Herbivory triggers complex induced defensive responses in plants that may vary depending on the amount and dispersion of damage, the latter has received much less attention. We examined how wild cotton ( Gossypium hirsutum ) responds to different amounts of herbivory and how it is dispersed among the leaves (concentrated versus dispersed) using the specialist caterpillar Alabama argillacea . In a greenhouse experiment, plants underwent different herbivory treatments: no damage, low herbivory (two caterpillars, one on each of two leaves), high concentrated herbivory (four caterpillars, two on each of two leaves), and high dispersed herbivory (four caterpillars, each on one of four leaves). We measured extrafloral nectar (EFN), an indirect defense trait, and phenolic production, a direct chemical defense, as well as regrowth capacity (new leaf biomass two months after herbivory) as a tolerance proxy. To distinguish between local and systemic defense induction, we measured resistance-related responses on damaged and undamaged leaves. EFN was significantly and more consistently induced in damaged leaves (i.e., stronger local induction) in response to high dispersed damage. Phenolic compounds were not affected by any of the damage treatments.
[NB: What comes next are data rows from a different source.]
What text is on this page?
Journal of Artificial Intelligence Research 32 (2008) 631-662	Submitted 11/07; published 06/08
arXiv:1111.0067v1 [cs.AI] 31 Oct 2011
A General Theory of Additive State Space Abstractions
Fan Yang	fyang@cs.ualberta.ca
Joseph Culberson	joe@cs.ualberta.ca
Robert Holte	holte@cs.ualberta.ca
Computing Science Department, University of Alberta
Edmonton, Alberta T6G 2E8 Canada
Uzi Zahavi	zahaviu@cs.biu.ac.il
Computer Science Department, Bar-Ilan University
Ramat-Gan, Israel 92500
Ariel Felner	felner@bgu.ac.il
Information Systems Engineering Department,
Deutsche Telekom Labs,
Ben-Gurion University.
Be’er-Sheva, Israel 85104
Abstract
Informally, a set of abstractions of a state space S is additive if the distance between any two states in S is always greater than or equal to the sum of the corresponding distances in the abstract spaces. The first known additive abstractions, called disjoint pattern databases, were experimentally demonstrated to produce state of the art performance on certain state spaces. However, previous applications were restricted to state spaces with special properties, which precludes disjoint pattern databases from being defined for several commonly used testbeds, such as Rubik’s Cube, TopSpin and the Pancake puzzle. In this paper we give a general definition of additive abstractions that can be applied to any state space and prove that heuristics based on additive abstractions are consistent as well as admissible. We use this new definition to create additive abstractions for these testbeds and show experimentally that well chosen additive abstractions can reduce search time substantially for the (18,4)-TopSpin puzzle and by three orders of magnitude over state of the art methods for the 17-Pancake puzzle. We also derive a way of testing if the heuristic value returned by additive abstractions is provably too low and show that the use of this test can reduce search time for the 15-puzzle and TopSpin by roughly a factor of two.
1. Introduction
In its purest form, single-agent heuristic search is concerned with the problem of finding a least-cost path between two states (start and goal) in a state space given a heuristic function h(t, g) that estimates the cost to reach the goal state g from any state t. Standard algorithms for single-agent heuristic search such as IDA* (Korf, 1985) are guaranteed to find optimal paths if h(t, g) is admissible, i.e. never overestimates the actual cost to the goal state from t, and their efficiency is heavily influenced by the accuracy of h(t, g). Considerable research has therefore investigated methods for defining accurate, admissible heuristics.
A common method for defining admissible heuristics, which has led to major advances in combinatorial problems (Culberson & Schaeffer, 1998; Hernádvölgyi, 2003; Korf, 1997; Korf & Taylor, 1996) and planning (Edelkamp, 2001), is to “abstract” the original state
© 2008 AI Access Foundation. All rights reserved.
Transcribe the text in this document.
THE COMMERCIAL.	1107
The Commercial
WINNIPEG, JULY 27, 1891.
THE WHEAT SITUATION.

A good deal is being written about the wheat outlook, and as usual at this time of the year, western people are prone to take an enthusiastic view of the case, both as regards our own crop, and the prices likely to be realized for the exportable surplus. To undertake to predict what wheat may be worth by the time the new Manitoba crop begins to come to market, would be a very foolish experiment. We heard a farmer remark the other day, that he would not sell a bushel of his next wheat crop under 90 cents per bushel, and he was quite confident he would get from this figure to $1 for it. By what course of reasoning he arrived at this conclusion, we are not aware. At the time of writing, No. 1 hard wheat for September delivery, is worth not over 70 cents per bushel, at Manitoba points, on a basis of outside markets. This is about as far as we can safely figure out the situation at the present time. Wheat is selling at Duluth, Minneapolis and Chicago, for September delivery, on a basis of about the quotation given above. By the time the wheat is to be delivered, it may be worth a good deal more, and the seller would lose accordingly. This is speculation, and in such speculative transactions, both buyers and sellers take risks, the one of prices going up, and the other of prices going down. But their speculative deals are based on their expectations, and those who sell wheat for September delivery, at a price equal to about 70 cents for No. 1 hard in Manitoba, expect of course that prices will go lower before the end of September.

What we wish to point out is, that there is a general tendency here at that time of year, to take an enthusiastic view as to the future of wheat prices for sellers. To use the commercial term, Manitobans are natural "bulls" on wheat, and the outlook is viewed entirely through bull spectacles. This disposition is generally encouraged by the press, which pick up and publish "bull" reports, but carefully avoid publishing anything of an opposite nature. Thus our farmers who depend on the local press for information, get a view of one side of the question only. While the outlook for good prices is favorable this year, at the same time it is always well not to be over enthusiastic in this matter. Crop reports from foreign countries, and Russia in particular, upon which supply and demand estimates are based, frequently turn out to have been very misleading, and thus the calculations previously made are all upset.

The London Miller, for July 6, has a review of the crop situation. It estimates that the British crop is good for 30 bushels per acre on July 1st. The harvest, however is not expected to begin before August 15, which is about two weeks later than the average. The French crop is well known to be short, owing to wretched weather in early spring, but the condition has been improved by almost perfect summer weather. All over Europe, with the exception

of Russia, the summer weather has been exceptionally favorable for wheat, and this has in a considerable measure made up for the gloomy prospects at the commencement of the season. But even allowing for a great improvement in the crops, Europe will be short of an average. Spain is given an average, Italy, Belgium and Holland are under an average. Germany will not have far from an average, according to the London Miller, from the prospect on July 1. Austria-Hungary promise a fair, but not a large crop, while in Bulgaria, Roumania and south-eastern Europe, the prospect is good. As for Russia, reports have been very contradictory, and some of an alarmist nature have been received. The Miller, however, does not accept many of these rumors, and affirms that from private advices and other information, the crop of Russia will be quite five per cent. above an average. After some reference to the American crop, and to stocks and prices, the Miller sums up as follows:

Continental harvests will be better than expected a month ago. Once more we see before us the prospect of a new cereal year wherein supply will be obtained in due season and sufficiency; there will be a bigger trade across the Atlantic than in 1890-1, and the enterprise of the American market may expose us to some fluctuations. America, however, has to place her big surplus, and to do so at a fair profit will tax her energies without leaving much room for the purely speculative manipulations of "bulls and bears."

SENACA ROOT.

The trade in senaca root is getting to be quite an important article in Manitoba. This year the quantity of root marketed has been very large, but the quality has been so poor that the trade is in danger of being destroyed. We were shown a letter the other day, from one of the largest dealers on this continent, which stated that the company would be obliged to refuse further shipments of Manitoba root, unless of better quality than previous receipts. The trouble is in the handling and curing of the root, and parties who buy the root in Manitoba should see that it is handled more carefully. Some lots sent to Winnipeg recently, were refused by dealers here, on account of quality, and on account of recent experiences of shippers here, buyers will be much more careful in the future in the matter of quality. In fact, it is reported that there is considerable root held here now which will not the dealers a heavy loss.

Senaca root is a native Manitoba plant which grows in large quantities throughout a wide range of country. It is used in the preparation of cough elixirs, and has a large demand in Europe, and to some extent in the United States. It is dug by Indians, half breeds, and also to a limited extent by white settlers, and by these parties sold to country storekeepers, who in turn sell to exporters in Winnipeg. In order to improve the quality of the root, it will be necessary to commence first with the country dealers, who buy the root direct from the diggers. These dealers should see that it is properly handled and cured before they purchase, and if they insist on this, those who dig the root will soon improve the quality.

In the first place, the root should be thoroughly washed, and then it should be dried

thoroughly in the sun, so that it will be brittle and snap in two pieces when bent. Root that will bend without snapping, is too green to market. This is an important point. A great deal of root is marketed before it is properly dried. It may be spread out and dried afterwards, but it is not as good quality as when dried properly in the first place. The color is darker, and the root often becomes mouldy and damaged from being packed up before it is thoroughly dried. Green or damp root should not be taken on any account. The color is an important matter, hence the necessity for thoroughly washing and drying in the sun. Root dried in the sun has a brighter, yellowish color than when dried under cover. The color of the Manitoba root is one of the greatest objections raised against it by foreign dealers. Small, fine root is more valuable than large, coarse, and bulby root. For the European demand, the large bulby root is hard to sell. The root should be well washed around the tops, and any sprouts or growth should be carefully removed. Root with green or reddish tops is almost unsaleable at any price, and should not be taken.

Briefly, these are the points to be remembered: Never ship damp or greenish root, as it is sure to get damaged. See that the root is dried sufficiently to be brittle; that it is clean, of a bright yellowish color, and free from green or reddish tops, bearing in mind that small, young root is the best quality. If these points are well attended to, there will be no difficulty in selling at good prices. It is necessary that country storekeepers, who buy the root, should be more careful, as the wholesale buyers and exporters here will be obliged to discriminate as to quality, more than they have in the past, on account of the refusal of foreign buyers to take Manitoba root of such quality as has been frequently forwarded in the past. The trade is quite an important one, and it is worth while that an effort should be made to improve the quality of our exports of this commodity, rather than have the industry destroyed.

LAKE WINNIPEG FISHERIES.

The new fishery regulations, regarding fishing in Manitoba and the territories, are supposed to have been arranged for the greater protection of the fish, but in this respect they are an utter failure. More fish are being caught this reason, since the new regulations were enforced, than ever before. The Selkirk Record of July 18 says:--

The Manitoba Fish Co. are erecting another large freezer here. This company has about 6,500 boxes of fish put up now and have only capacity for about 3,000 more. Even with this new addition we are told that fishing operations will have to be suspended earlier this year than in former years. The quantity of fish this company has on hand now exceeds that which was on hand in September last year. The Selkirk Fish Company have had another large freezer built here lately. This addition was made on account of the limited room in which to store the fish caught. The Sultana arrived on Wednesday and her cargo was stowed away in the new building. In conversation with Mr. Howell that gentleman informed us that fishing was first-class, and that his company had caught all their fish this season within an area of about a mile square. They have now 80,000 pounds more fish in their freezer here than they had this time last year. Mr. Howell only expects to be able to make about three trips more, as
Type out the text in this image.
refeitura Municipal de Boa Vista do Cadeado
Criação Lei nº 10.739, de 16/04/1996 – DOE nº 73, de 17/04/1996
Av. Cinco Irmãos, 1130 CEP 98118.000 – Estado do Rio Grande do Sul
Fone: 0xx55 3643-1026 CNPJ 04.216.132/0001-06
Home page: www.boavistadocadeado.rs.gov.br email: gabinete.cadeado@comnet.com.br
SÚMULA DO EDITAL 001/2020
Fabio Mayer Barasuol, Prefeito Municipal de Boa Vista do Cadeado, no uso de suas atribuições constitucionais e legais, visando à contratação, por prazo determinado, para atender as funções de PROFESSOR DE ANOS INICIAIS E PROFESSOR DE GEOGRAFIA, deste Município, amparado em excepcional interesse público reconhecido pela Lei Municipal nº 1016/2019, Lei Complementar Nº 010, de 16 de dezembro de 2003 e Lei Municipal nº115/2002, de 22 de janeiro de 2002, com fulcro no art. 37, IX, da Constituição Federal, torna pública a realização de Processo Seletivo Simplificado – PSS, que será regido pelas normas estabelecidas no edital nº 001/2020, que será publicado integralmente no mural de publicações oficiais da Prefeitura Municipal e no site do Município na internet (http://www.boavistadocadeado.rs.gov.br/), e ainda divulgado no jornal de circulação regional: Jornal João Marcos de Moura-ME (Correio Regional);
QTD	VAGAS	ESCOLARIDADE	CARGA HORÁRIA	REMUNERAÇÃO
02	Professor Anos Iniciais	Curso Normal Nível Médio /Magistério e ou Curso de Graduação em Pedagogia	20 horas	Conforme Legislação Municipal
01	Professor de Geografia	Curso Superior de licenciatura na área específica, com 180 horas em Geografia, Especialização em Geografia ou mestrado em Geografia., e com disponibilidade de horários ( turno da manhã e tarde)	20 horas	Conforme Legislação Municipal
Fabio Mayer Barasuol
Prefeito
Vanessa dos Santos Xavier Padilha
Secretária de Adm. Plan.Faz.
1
Additionally, wild cotton fully compensated for damage in terms of new leaf biomass under all herbivory treatments, except after high concentrated damage, suggesting higher costs incurred by this type of herbivory. These results highlight the importance of studying plant-induced defenses under varying herbivory conditions and suggest opposing effects on resistance-related (EFN, indirect) versus tolerance-related induced responses, which are known to affect tri-trophic interactions associated with wild cotton.